2. The essay shows –not tells– the author’s good traits. From reading this essay, I learn that the author is likely to be:
Brave and willing to take risk. The chosen topic is unusual; discussing stolen underwear may be considered inappropriate in some settings. But the author went ahead with it and it paid off: admission officers have to read many essays per day and they are unlikely to forget this one. This is not to say that everyone should choose the most unusual story for their admission essays. This is to say that your choice of topic helps indicate your personality to the admission officers, so choose carefully.
Reflective. Notice that not once did the author say she was reflective, but the essay successfully showed that she was. She quickly went through what happened so she could spend the bulk of the essay discussing her thought process. She weighed one choice (reporting the thief immediately) against another (giving the thief a chance to walk away) instead of being defensive of her own choice.
Inquisitive. Notice that when explaining her choice, the author not only cited a book on morality, she also analysed her choices based on the book’s argument. This is important. One can cite books and throw names but it would seem superficial without analysis. From this essay a reader gets a sense that the author actually reads the books, which shows inquisitiveness, and she analyses her choices accordingly. That’s a good sign.

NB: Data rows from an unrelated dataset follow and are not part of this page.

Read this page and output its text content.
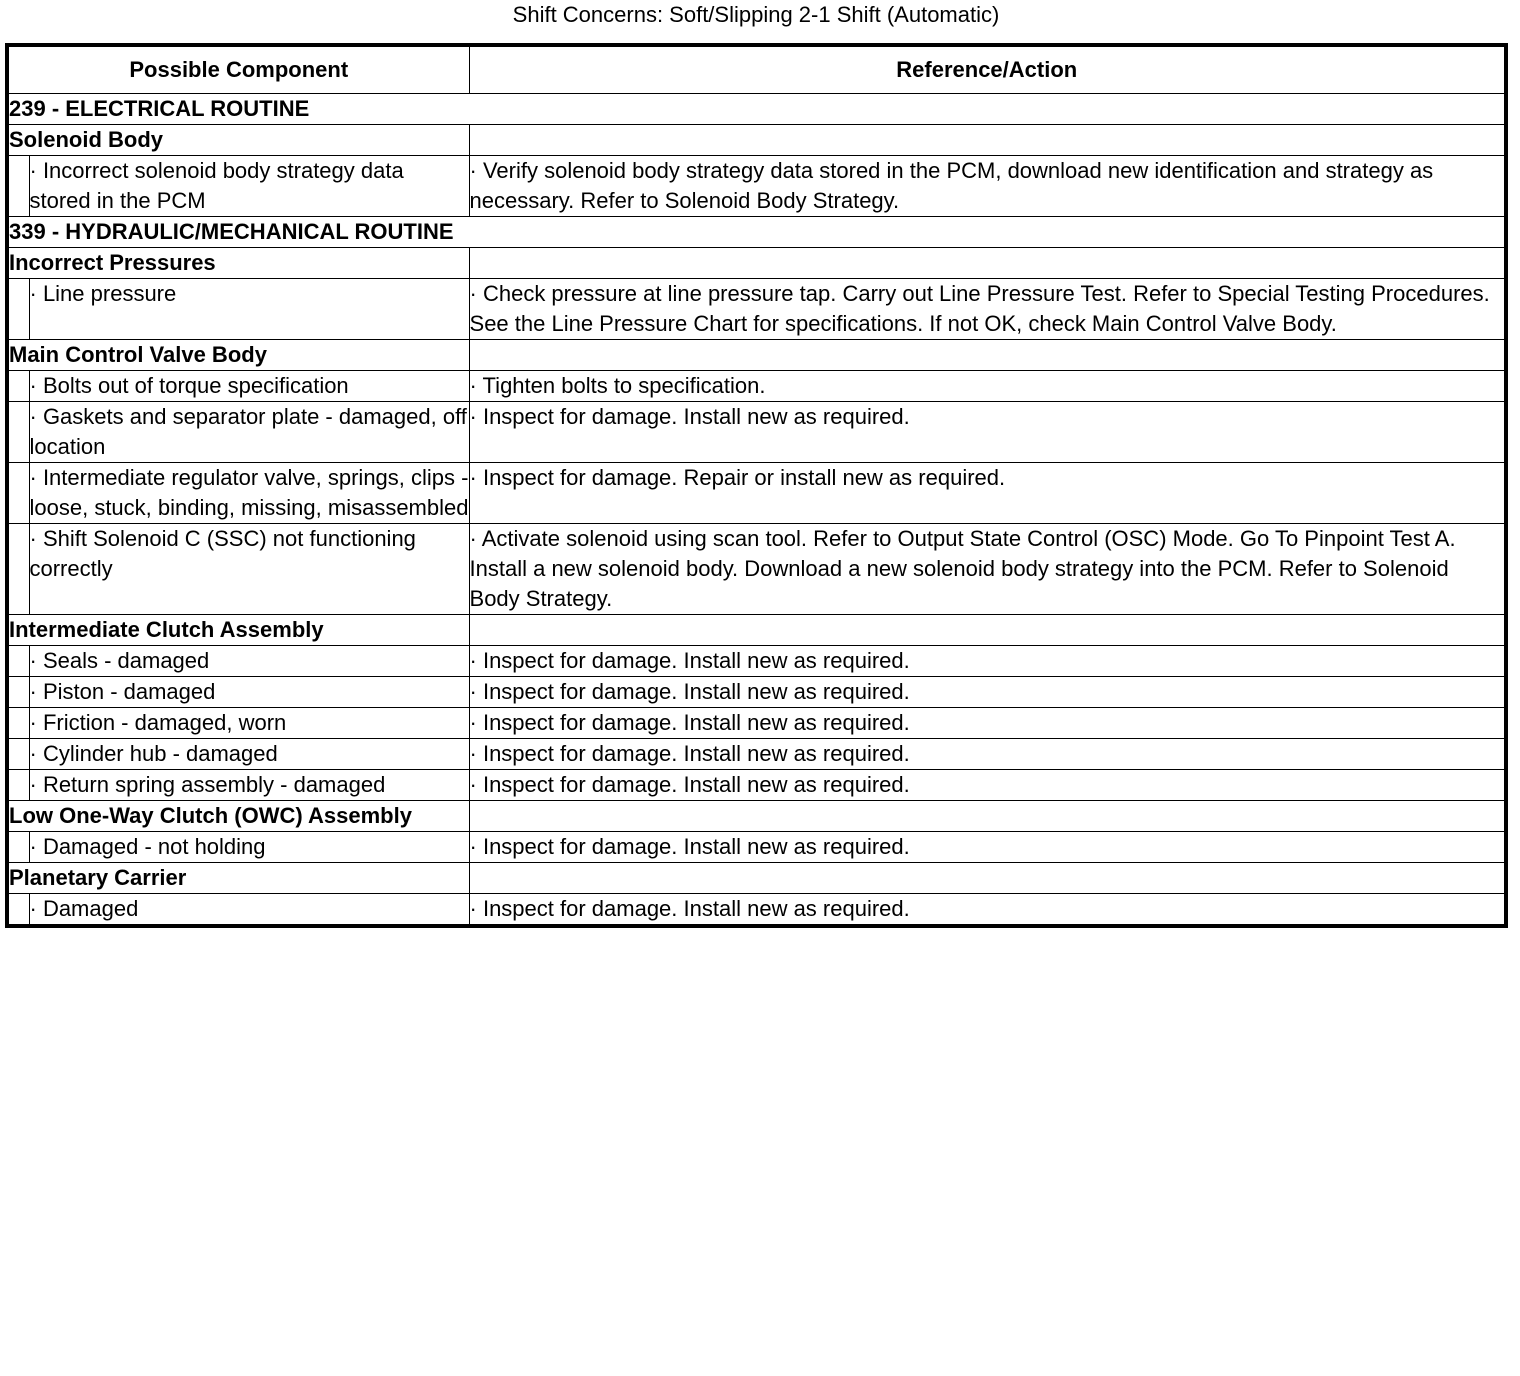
Shift Concerns: Soft/Slipping 2-1 Shift (Automatic)
Possible Component		Reference/Action
239 - ELECTRICAL ROUTINE		
Solenoid Body		
	· Incorrect solenoid body strategy data stored in the PCM	· Verify solenoid body strategy data stored in the PCM, download new identification and strategy as necessary. Refer to Solenoid Body Strategy.
339 - HYDRAULIC/MECHANICAL ROUTINE		
Incorrect Pressures		
	· Line pressure	· Check pressure at line pressure tap. Carry out Line Pressure Test. Refer to Special Testing Procedures. See the Line Pressure Chart for specifications. If not OK, check Main Control Valve Body.
Main Control Valve Body		
	· Bolts out of torque specification	· Tighten bolts to specification.
	· Gaskets and separator plate - damaged, off location	· Inspect for damage. Install new as required.
	· Intermediate regulator valve, springs, clips - loose, stuck, binding, missing, misassembled	· Inspect for damage. Repair or install new as required.
	· Shift Solenoid C (SSC) not functioning correctly	· Activate solenoid using scan tool. Refer to Output State Control (OSC) Mode. Go To Pinpoint Test A. Install a new solenoid body. Download a new solenoid body strategy into the PCM. Refer to Solenoid Body Strategy.
Intermediate Clutch Assembly		
	· Seals - damaged	· Inspect for damage. Install new as required.
	· Piston - damaged	· Inspect for damage. Install new as required.
	· Friction - damaged, worn	· Inspect for damage. Install new as required.
	· Cylinder hub - damaged	· Inspect for damage. Install new as required.
	· Return spring assembly - damaged	· Inspect for damage. Install new as required.
Low One-Way Clutch (OWC) Assembly		
	· Damaged - not holding	· Inspect for damage. Install new as required.
Planetary Carrier		
	· Damaged	· Inspect for damage. Install new as required.
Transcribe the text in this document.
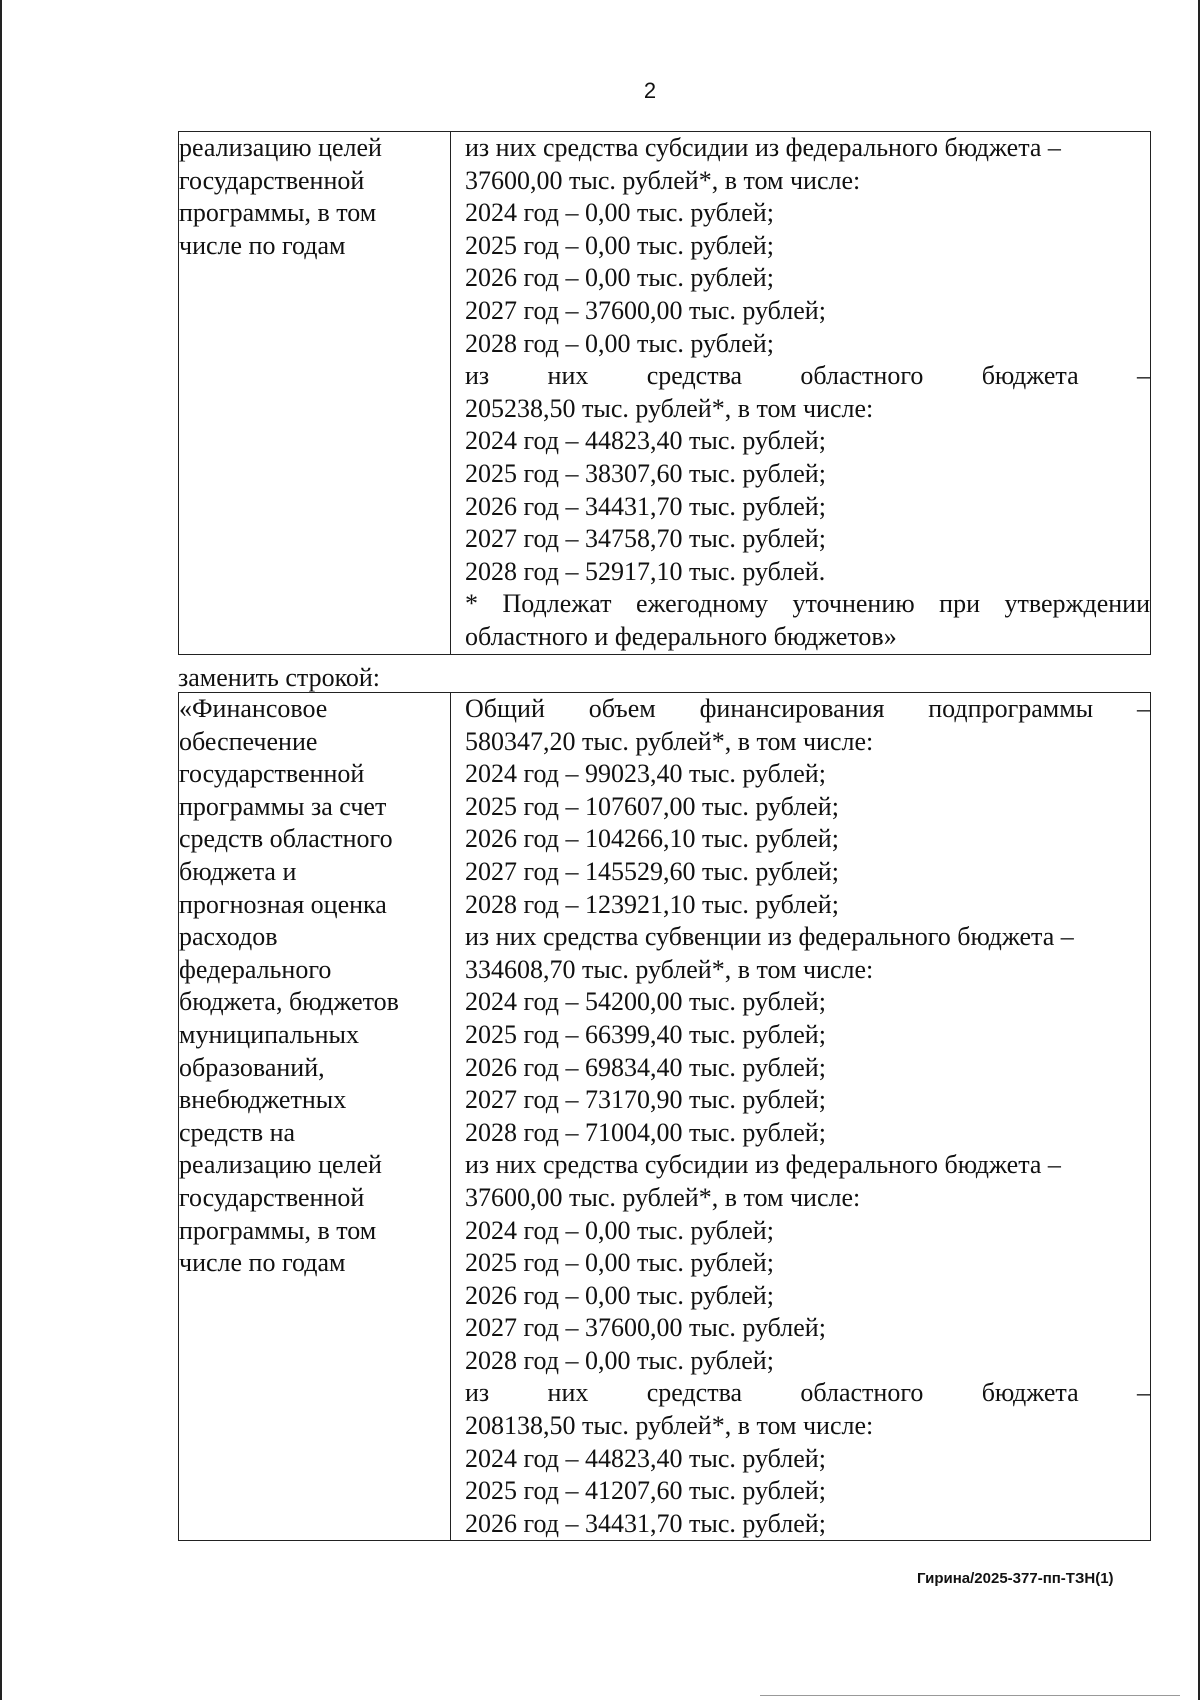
2
реализацию целей
государственной
программы, в том
числе по годам
из них средства субсидии из федерального бюджета –
37600,00 тыс. рублей*, в том числе:
2024 год – 0,00 тыс. рублей;
2025 год – 0,00 тыс. рублей;
2026 год – 0,00 тыс. рублей;
2027 год – 37600,00 тыс. рублей;
2028 год – 0,00 тыс. рублей;
из них средства областного бюджета –
205238,50 тыс. рублей*, в том числе:
2024 год – 44823,40 тыс. рублей;
2025 год – 38307,60 тыс. рублей;
2026 год – 34431,70 тыс. рублей;
2027 год – 34758,70 тыс. рублей;
2028 год – 52917,10 тыс. рублей.
* Подлежат ежегодному уточнению при утверждении
областного и федерального бюджетов»
заменить строкой:
«Финансовое
обеспечение
государственной
программы за счет
средств областного
бюджета и
прогнозная оценка
расходов
федерального
бюджета, бюджетов
муниципальных
образований,
внебюджетных
средств на
реализацию целей
государственной
программы, в том
числе по годам
Общий объем финансирования подпрограммы –
580347,20 тыс. рублей*, в том числе:
2024 год – 99023,40 тыс. рублей;
2025 год – 107607,00 тыс. рублей;
2026 год – 104266,10 тыс. рублей;
2027 год – 145529,60 тыс. рублей;
2028 год – 123921,10 тыс. рублей;
из них средства субвенции из федерального бюджета –
334608,70 тыс. рублей*, в том числе:
2024 год – 54200,00 тыс. рублей;
2025 год – 66399,40 тыс. рублей;
2026 год – 69834,40 тыс. рублей;
2027 год – 73170,90 тыс. рублей;
2028 год – 71004,00 тыс. рублей;
из них средства субсидии из федерального бюджета –
37600,00 тыс. рублей*, в том числе:
2024 год – 0,00 тыс. рублей;
2025 год – 0,00 тыс. рублей;
2026 год – 0,00 тыс. рублей;
2027 год – 37600,00 тыс. рублей;
2028 год – 0,00 тыс. рублей;
из них средства областного бюджета –
208138,50 тыс. рублей*, в том числе:
2024 год – 44823,40 тыс. рублей;
2025 год – 41207,60 тыс. рублей;
2026 год – 34431,70 тыс. рублей;
Гирина/2025-377-пп-ТЗН(1)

Compassionate. This trait was shown as the author connected her personal choice to people’s general cynicism. This part of the essay showed her concern to others, an awareness of what’s happening in the society beyond her immediate surroundings. The lesson here is: show your concern or knowledge about societal issues through analysing the story. Each should not stand without the other: don’t just tell a story, and don’t just analyse the issue itself.
3. Finally, the essay is seamless to read. The author used shorter and longer sentences, interspersed exposition with dialogue. She used difficult words sparingly. Most sentences are active, not passive. All this means readers can go through the essay without having to reread any sentences.
I would, however, suggest to shorten the essay. If the common application says maximum 750 words, take it seriously. An admission officer may be immediately put off by an essay that’s much longer than expected, especially if it’s the 15th essay they have to read that day. There are adjectives that the essay can lose, e.g. “on that fateful September morning,” — lose the fateful; “interminable lectures on the danger of” — interminable is not crucial for the sentence.
Other than that, an enjoyable read. Congratulations to the author.